I explained that I didn’t know, but I could find out. Radioing Lori, I was able to find out that Patricia Barlow, age thirteen, was currently a guest of the Keller family. Lori sounded even more excited than the sergeant did at this bit of good news. She took this as a good sign for her own family.
The sergeant was pleased for sure, though. As the firing died down, no doubt speeded along by the APCs machine gunning the surviving gang members, the two of us helped the lightly injured soldier. He was their medic, and he needed our aid with his comrade. I lifted the head while Barlow took the feet to extract the badly injured man from the metal pipe. The private was still bleeding severely from a wound in his left side. Even with the bandages in place I thought I could see ribs showing through. Not good.
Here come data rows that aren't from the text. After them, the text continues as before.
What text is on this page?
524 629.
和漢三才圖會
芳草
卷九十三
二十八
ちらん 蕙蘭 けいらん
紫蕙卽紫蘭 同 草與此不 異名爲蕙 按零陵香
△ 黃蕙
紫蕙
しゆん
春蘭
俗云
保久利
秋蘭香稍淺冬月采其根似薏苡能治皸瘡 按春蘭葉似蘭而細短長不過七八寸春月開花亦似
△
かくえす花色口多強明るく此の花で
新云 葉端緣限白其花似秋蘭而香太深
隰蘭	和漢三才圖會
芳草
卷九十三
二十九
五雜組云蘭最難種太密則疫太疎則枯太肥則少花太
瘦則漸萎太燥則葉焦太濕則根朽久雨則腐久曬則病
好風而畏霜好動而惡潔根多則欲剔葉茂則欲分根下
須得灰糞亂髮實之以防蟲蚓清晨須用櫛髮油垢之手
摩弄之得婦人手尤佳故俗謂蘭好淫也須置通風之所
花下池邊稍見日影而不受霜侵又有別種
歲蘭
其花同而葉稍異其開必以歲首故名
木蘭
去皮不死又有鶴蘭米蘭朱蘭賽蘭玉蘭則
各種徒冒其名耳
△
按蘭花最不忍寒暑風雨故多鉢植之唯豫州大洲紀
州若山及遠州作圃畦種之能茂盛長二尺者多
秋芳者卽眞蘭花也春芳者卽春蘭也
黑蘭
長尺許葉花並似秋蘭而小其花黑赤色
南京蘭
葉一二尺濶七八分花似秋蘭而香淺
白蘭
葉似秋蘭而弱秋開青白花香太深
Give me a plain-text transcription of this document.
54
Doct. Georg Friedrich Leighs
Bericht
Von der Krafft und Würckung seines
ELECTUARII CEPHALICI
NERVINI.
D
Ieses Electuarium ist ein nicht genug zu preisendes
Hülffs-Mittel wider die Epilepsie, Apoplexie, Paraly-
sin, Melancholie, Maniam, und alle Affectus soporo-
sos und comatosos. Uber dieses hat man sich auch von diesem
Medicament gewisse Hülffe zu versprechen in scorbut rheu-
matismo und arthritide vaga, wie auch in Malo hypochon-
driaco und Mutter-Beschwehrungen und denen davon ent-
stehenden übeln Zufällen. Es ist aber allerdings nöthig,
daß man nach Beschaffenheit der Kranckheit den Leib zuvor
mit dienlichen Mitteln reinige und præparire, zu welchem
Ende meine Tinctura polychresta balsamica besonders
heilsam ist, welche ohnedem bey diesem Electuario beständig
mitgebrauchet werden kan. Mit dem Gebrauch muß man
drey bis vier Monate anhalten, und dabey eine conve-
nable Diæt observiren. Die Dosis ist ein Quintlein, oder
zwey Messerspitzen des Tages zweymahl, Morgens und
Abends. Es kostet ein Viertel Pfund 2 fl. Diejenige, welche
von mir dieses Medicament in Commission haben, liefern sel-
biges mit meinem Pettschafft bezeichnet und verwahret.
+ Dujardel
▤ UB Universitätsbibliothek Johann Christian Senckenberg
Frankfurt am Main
“Do you guys have a hospital set up?” I asked, huffing a little from the exertion… and the adrenalin crash, I suspected.
“Clinic over at the armory,” the medic replied, not even looking up from his work. “Murph’s stabilized, but we need to get him into surgery as soon as possible though.”
“On it,” I replied, and crawled along the ditch until I reached the point closest to the SUV. Taking a moment to catch my breath and replace the lens caps on the scope, I slung the rifle and threw my body up and over the edge of the depression and into a crouch. The sloped ditch was only about three and a half feet deep, but I wasn’t doing to waste time turtling myself out of the hole.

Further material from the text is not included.